И я подумал: Боже, Пушкин же угадал национальную суть югославов. Вспомнить их фильмы о второй мировой войне… Они же отличались какой–то особой жутью, трагедийностью. Раз за разом там свирепствовали гестаповцы над партизанами. Фашистам удавалось к ним внедриться, и героям приходилось выбирать между пыткой и предательством. И вот теперь — распад страны, столкновение с НАТО, и опять запредельный выбор: не выдать Милошевича и других, которые осуществляли волю народа к собиранию сербов в одно государство, сохранить гордость и нищету с разрухой на необозримое будущее — или выдать и получить помощь от агрессоров на восстановление хозяйства. И в XIV веке Сербская деспотовина не смогла завершить консолидацию южных славян, и их разорвали Венгрия, Австрия, Венеция и Турция. Даже православной веры иные из них лишились, приняв кто — католичество, кто — ислам. — Вот что такое раздрай, длящийся уже семь веков. У всех был период феодальной раздробленности, но чтоб вошло это в национальный характер!..

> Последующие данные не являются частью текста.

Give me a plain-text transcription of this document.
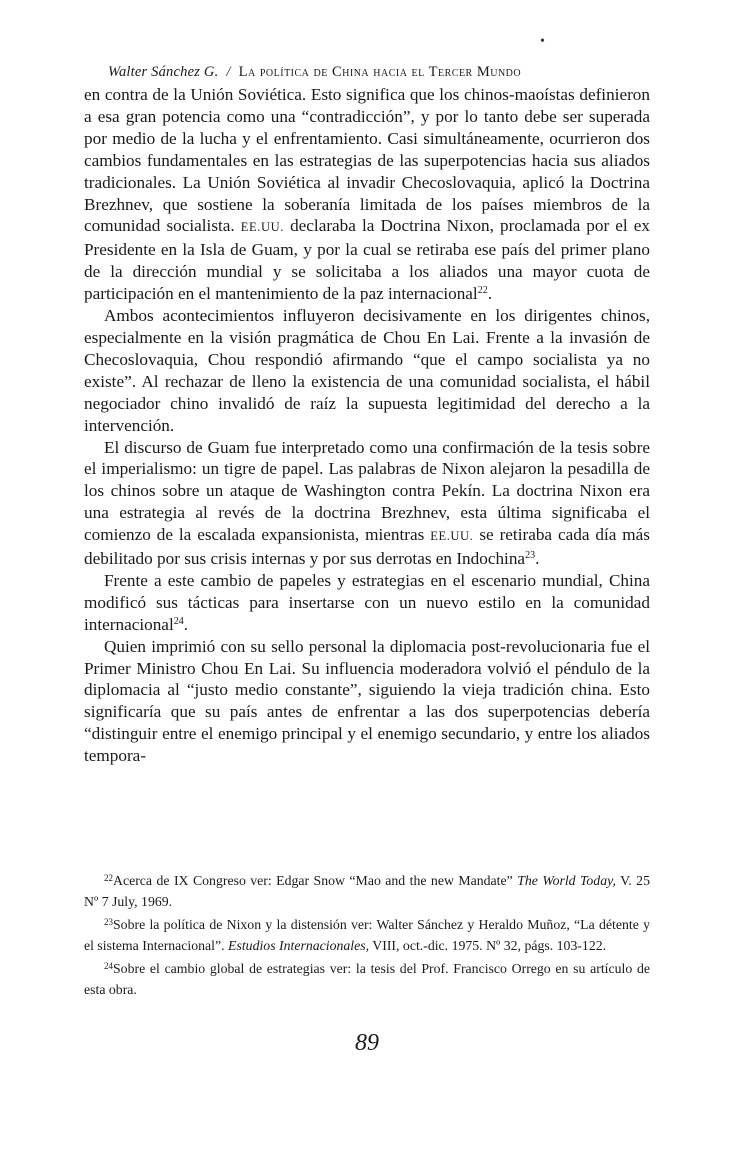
•
Walter Sánchez G. / La política de China hacia el Tercer Mundo

en contra de la Unión Soviética. Esto significa que los chinos-maoístas definieron a esa gran potencia como una “contradicción”, y por lo tanto debe ser superada por medio de la lucha y el enfrentamiento. Casi simultáneamente, ocurrieron dos cambios fundamentales en las estrategias de las superpotencias hacia sus aliados tradicionales. La Unión Soviética al invadir Checoslovaquia, aplicó la Doctrina Brezhnev, que sostiene la soberanía limitada de los países miembros de la comunidad socialista. EE.UU. declaraba la Doctrina Nixon, proclamada por el ex Presidente en la Isla de Guam, y por la cual se retiraba ese país del primer plano de la dirección mundial y se solicitaba a los aliados una mayor cuota de participación en el mantenimiento de la paz internacional$^{22}$.

Ambos acontecimientos influyeron decisivamente en los dirigentes chinos, especialmente en la visión pragmática de Chou En Lai. Frente a la invasión de Checoslovaquia, Chou respondió afirmando “que el campo socialista ya no existe”. Al rechazar de lleno la existencia de una comunidad socialista, el hábil negociador chino invalidó de raíz la supuesta legitimidad del derecho a la intervención.

El discurso de Guam fue interpretado como una confirmación de la tesis sobre el imperialismo: un tigre de papel. Las palabras de Nixon alejaron la pesadilla de los chinos sobre un ataque de Washington contra Pekín. La doctrina Nixon era una estrategia al revés de la doctrina Brezhnev, esta última significaba el comienzo de la escalada expansionista, mientras EE.UU. se retiraba cada día más debilitado por sus crisis internas y por sus derrotas en Indochina$^{23}$.

Frente a este cambio de papeles y estrategias en el escenario mundial, China modificó sus tácticas para insertarse con un nuevo estilo en la comunidad internacional$^{24}$.

Quien imprimió con su sello personal la diplomacia post-revolucionaria fue el Primer Ministro Chou En Lai. Su influencia moderadora volvió el péndulo de la diplomacia al “justo medio constante”, siguiendo la vieja tradición china. Esto significaría que su país antes de enfrentar a las dos superpotencias debería “distinguir entre el enemigo principal y el enemigo secundario, y entre los aliados tempora-

$^{22}$Acerca de IX Congreso ver: Edgar Snow “Mao and the new Mandate” The World Today, V. 25 Nº 7 July, 1969.

$^{23}$Sobre la política de Nixon y la distensión ver: Walter Sánchez y Heraldo Muñoz, “La détente y el sistema Internacional”. Estudios Internacionales, VIII, oct.-dic. 1975. Nº 32, págs. 103-122.

$^{24}$Sobre el cambio global de estrategias ver: la tesis del Prof. Francisco Orrego en su artículo de esta obra.

89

Но мы–то живем в век информированности… А Пушкин как угадал столь точно? — Гений?

А потом для меня все чрезвычайно осложнилось и, значит, стало интересным.

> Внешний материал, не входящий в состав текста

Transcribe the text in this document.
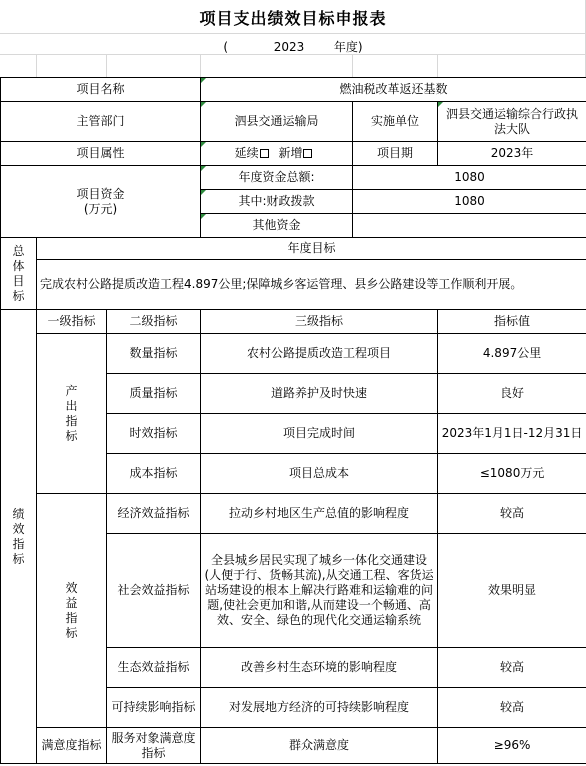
项目支出绩效目标申报表
(	2023 年度)
项目名称			燃油税改革返还基数		
主管部门			泗县交通运输局	实施单位	泗县交通运输综合行政执法大队
项目属性			延续 新增	项目期	2023年
项目资金
(万元)			年度资金总额:	1080	
			其中:财政拨款	1080	
			其他资金		

总
体
目
标	年度目标				
	完成农村公路提质改造工程4.897公里;保障城乡客运管理、县乡公路建设等工作顺利开展。				

绩
效
指
标	一级指标	二级指标	三级指标		指标值

	产
出
指
标	数量指标	农村公路提质改造工程项目		4.897公里
		质量指标	道路养护及时快速		良好
		时效指标	项目完成时间		2023年1月1日-12月31日
		成本指标	项目总成本		≤1080万元

	效
益
指
标	经济效益指标	拉动乡村地区生产总值的影响程度		较高
		社会效益指标	全县城乡居民实现了城乡一体化交通建设(人便于行、货畅其流),从交通工程、客货运站场建设的根本上解决行路难和运输难的问题,使社会更加和谐,从而建设一个畅通、高效、安全、绿色的现代化交通运输系统		效果明显
		生态效益指标	改善乡村生态环境的影响程度		较高
		可持续影响指标	对发展地方经济的可持续影响程度		较高
	满意度指标	服务对象满意度指标	群众满意度		≥96%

Во–первых, у Пушкина большинство песен переведены из «Гузлы» Мериме, издавшего их в 1827 г. Значит, — если Пушкин перевел Мериме верно, — приоритет постижения кошмарно–запредельной национальной сути южных славян принадлежит Мериме. Во–вторых, тот, — судя по его письму, включенному Пушкиным в свои «Песни…», — шутил о своей «Гузле», будто собрал песни на Балканах, а на самом деле, мол, выдумал их, на Балканах даже и не побывав. Причем и выдумал–то от нечего делать.

Ладно. Макферсон в предыдущем веке своими «Песнями Оссиана», — мол, они тысячелетней давности, а им «теперь» переведены, — тоже мистифицировал публику, будто записал их в шотландской глубинке. Но он не насмехался над своей проделкой, как эти Мериме и Пушкин, особенно Пушкин. Мериме–то в частном письме признался в мистификации. Пушкин же — в предисловии к своему произведению. Как же относиться к песням? Серьезно? В соответствии с названной выше трагической пограничной ситуацией? Или иначе?

А ведь написаны–то «Песни…» в очень смутное для Пушкина время. Его идеал консенсуса в сословном обществе [2, 51; 3, 84,], — забрезживший ему в самом конце 20‑х годов, и, я надеюсь, достаточно доказательно мною выявленный по произведениям двух болдинских периодов (1830 и 1833 гг.), — в 1834 году дал трещину. Этот идеал консенсуса в обществе вырастал из идеала консенсуса в собственной семье. А перспектива последнего в 1834 г. стала очень сомнительной. Жена так и не полюбила Пушкина. За ней стал ухаживать царь, красавец. Он предложил Пушкину службу при своем дворе («чтобы Наталья Николаевна танцевала в Аничкове»), и Пушкин счел возможным не отказаться. Это как разведка боем: посмотрим, выдержит ли идеал консенсуса жесткое столкновение с действительностью? И от такого испытанная кончился как бы инкубационный период отравления материалами по истории пугачевского восстания, из которых следовало, что идея консенсуса несостоятельна. Назревал новый кризис. Аринштейн заметил, что в то время Пушкин как поэт вообще ничего, кроме как о смерти, не написал [1, 99–100]. Вот и «Песни западных славян» все, кроме одной — «Наполеон и черногорцы», — пропитаны некрофильством. Во всяком случае, так выглядит, если читать их «в лоб».